São Paulo
São seis horas da manhã e Paulo ainda dorme.
São quatro conduções até o terminal Santo Amaro e Paulo ainda está no segundo ônibus.
São quinhentos metros de caminhada e Paulo nem chegou na metade pois parou pra tomar café da manhã.
São nove horas da manhã e Paulo sequer leu cinco e-mails.
São trinta minutos para almoçar e Paulo já está há dez esperando na fila para se servir.
São uns idiotas esses caras que param a avenida Paulista e Paulo relembra os tempos de protestos do movimento estudantil na maior avenida.
São todos pilantras esses políticos e Paulo que sabe pouco de política se sente mal por ter votado em pelo menos um deles.
São um bando de loucos esses torcedores e Paulo lembra que também já foi de torcida organizada.
São todos uns fanáticos e Paulo que já foi convidado e foi numa dessas igrejas pseudo-cristãs.
São cinco estações de trem até chegar na casa da sogra e Paulo sofre para entrar pela porta.
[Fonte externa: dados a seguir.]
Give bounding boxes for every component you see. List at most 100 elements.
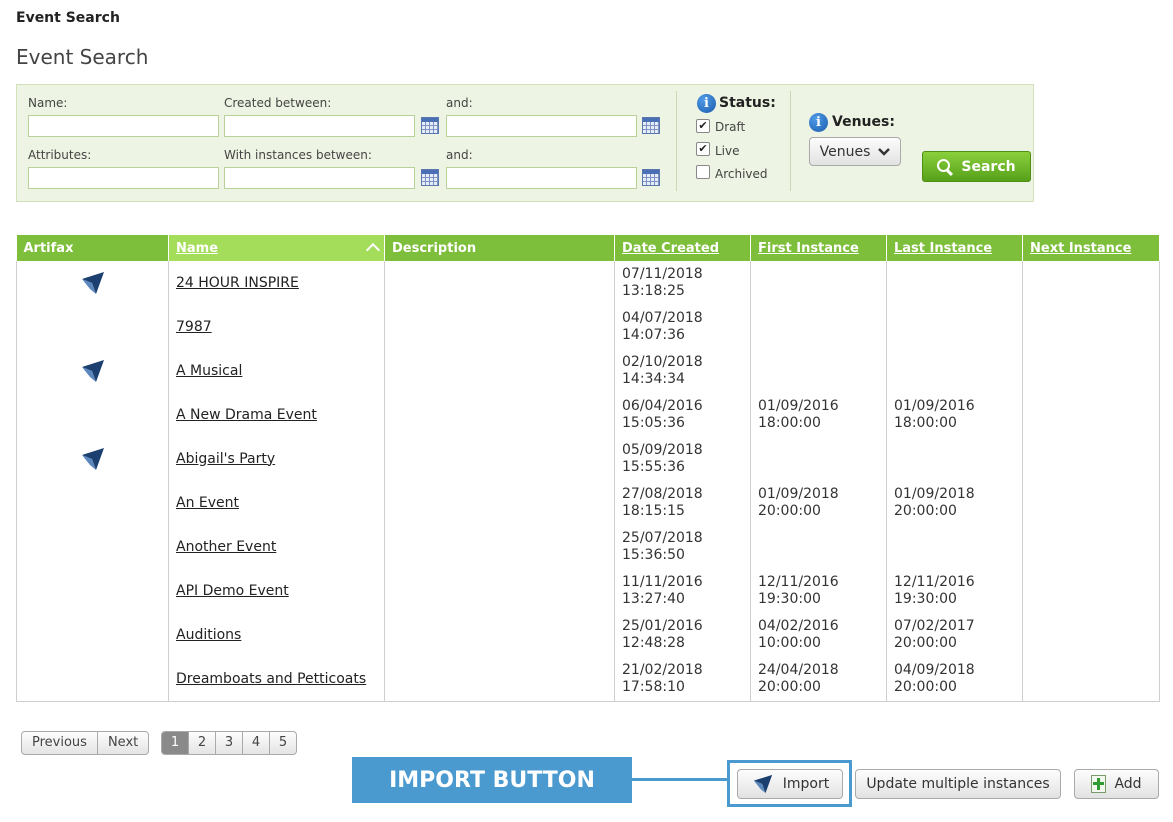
instances-from-input[interactable] — [224, 167, 415, 189]
status-archived-checkbox[interactable] — [696, 165, 710, 179]
import-button[interactable]: Import — [737, 769, 843, 799]
event-name-link[interactable]: An Event — [168, 481, 385, 525]
column-header-date-created[interactable]: Date Created — [614, 235, 751, 261]
calendar-icon[interactable] — [421, 117, 439, 134]
date-value: 12/11/2016 — [758, 574, 839, 590]
column-header-last-instance[interactable]: Last Instance — [886, 235, 1023, 261]
calendar-icon[interactable] — [642, 169, 660, 186]
date-created-cell: 05/09/2018 15:55:36 — [614, 437, 751, 481]
table-row[interactable]: A New Drama Event 06/04/2016 15:05:36 01/09… — [16, 393, 1160, 437]
last-instance-cell: 01/09/2016 18:00:00 — [886, 393, 1023, 437]
created-to-input[interactable] — [446, 115, 637, 137]
time-value: 10:00:00 — [758, 635, 821, 651]
page-number-button[interactable]: 3 — [215, 732, 242, 754]
event-name-link[interactable]: 24 HOUR INSPIRE — [168, 261, 385, 305]
last-instance-cell — [886, 437, 1023, 481]
column-header-next-instance[interactable]: Next Instance — [1022, 235, 1160, 261]
time-value: 19:30:00 — [894, 591, 957, 607]
add-button[interactable]: Add — [1074, 769, 1159, 799]
event-name-link[interactable]: API Demo Event — [168, 569, 385, 613]
artifax-logo-icon — [753, 774, 772, 794]
table-header-row: Artifax Name Description Date Created Fi… — [16, 235, 1160, 261]
table-row[interactable]: Another Event 25/07/2018 15:36:50 — [16, 525, 1160, 569]
date-value: 25/01/2016 — [622, 618, 703, 634]
column-header-label: Date Created — [622, 240, 719, 256]
event-name-link[interactable]: A New Drama Event — [168, 393, 385, 437]
instances-to-input[interactable] — [446, 167, 637, 189]
venues-dropdown-button[interactable]: Venues — [809, 137, 901, 166]
event-name-link[interactable]: Another Event — [168, 525, 385, 569]
status-live-checkbox[interactable]: ✔ — [696, 142, 710, 156]
last-instance-cell — [886, 525, 1023, 569]
page-number-button[interactable]: 1 — [162, 732, 188, 754]
description-cell — [384, 481, 615, 525]
column-header-artifax: Artifax — [16, 235, 169, 261]
attributes-input[interactable] — [28, 167, 219, 189]
event-name-link[interactable]: Auditions — [168, 613, 385, 657]
callout-connector — [632, 778, 728, 781]
event-name-link[interactable]: Dreamboats and Petticoats — [168, 657, 385, 702]
page-number-button[interactable]: 5 — [269, 732, 296, 754]
import-button-label: Import — [782, 776, 830, 792]
table-row[interactable]: An Event 27/08/2018 18:15:15 01/09/2018 20:0… — [16, 481, 1160, 525]
artifax-cell — [16, 613, 169, 657]
name-input[interactable] — [28, 115, 219, 137]
info-icon[interactable]: i — [809, 113, 828, 132]
first-instance-cell — [750, 305, 887, 349]
event-name-link[interactable]: 7987 — [168, 305, 385, 349]
first-instance-cell: 01/09/2018 20:00:00 — [750, 481, 887, 525]
search-button-label: Search — [961, 158, 1016, 175]
time-value: 20:00:00 — [894, 635, 957, 651]
column-header-label: Name — [176, 240, 219, 256]
table-row[interactable]: Abigail's Party 05/09/2018 15:55:36 — [16, 437, 1160, 481]
column-header-name[interactable]: Name — [168, 235, 385, 261]
status-draft-label: Draft — [715, 120, 746, 134]
time-value: 15:36:50 — [622, 547, 685, 563]
description-cell — [384, 261, 615, 305]
status-live-label: Live — [715, 144, 740, 158]
date-value: 21/02/2018 — [622, 662, 703, 678]
date-created-cell: 25/07/2018 15:36:50 — [614, 525, 751, 569]
description-cell — [384, 525, 615, 569]
date-value: 04/09/2018 — [894, 662, 975, 678]
event-name-link[interactable]: Abigail's Party — [168, 437, 385, 481]
search-button[interactable]: Search — [922, 151, 1031, 182]
event-name-link[interactable]: A Musical — [168, 349, 385, 393]
date-created-cell: 27/08/2018 18:15:15 — [614, 481, 751, 525]
table-row[interactable]: API Demo Event 11/11/2016 13:27:40 12/11/20… — [16, 569, 1160, 613]
date-value: 01/09/2018 — [758, 486, 839, 502]
description-cell — [384, 437, 615, 481]
table-row[interactable]: Dreamboats and Petticoats 21/02/2018 17:58… — [16, 657, 1160, 702]
page-number-button[interactable]: 4 — [242, 732, 269, 754]
time-value: 20:00:00 — [758, 503, 821, 519]
date-value: 04/02/2016 — [758, 618, 839, 634]
last-instance-cell — [886, 261, 1023, 305]
artifax-logo-icon — [81, 272, 104, 294]
table-row[interactable]: Auditions 25/01/2016 12:48:28 04/02/2016 10:… — [16, 613, 1160, 657]
date-created-cell: 04/07/2018 14:07:36 — [614, 305, 751, 349]
date-created-cell: 06/04/2016 15:05:36 — [614, 393, 751, 437]
page-number-button[interactable]: 2 — [188, 732, 215, 754]
table-row[interactable]: A Musical 02/10/2018 14:34:34 — [16, 349, 1160, 393]
info-icon[interactable]: i — [697, 94, 716, 113]
column-header-first-instance[interactable]: First Instance — [750, 235, 887, 261]
first-instance-cell: 01/09/2016 18:00:00 — [750, 393, 887, 437]
status-draft-checkbox[interactable]: ✔ — [696, 119, 710, 133]
calendar-icon[interactable] — [642, 117, 660, 134]
next-page-button[interactable]: Next — [96, 732, 148, 754]
table-row[interactable]: 24 HOUR INSPIRE 07/11/2018 13:18:25 — [16, 261, 1160, 305]
divider — [790, 91, 791, 191]
created-from-input[interactable] — [224, 115, 415, 137]
column-header-label: First Instance — [758, 240, 859, 256]
table-row[interactable]: 7987 04/07/2018 14:07:36 — [16, 305, 1160, 349]
date-created-cell: 07/11/2018 13:18:25 — [614, 261, 751, 305]
description-cell — [384, 569, 615, 613]
artifax-cell — [16, 657, 169, 702]
date-value: 07/11/2018 — [622, 266, 703, 282]
previous-page-button[interactable]: Previous — [22, 732, 97, 754]
instances-between-label: With instances between: — [224, 148, 372, 162]
calendar-icon[interactable] — [421, 169, 439, 186]
artifax-logo-icon — [81, 360, 104, 382]
update-multiple-instances-button[interactable]: Update multiple instances — [855, 769, 1061, 799]
time-value: 13:18:25 — [622, 283, 685, 299]
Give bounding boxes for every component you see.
São dois reais a caneta com caça-palavra vendidos pelo "suposto" cego e Paulo vai desafiar a lei da inércia tentando resolver o jogo em pé.
São só dez minutinhos e o bolo já sai, conforme disse a sogra e Paulo louco pra voltar pra casa pra assistir um filme do século passado que todos viram, menos ele.
São dois caras meio suspeitos que vem vindo lá e Paulo já vai ficando alerta.
São três filhos que já estão dormindo e Paulo lamenta o tempo que não tem para os filhos.
São dores de cabeça, nas costas, a pressão alta e Paulo que ainda depende da saúde pública.
São muitos os sonhos durante a noite mas Paulo sonha mesmo com a condição de pagar uma faculdade para si.
São tantos Paulos e por que não Paulas que trabalha, cria filhos, aguenta desaforo, espera na fila do hospital, se desespera com conta atrasada, luta pra manter uma família unida.
São Paulo é prova cabal da seleção natural, só resiste os fortes, os que vão além, os que lutam.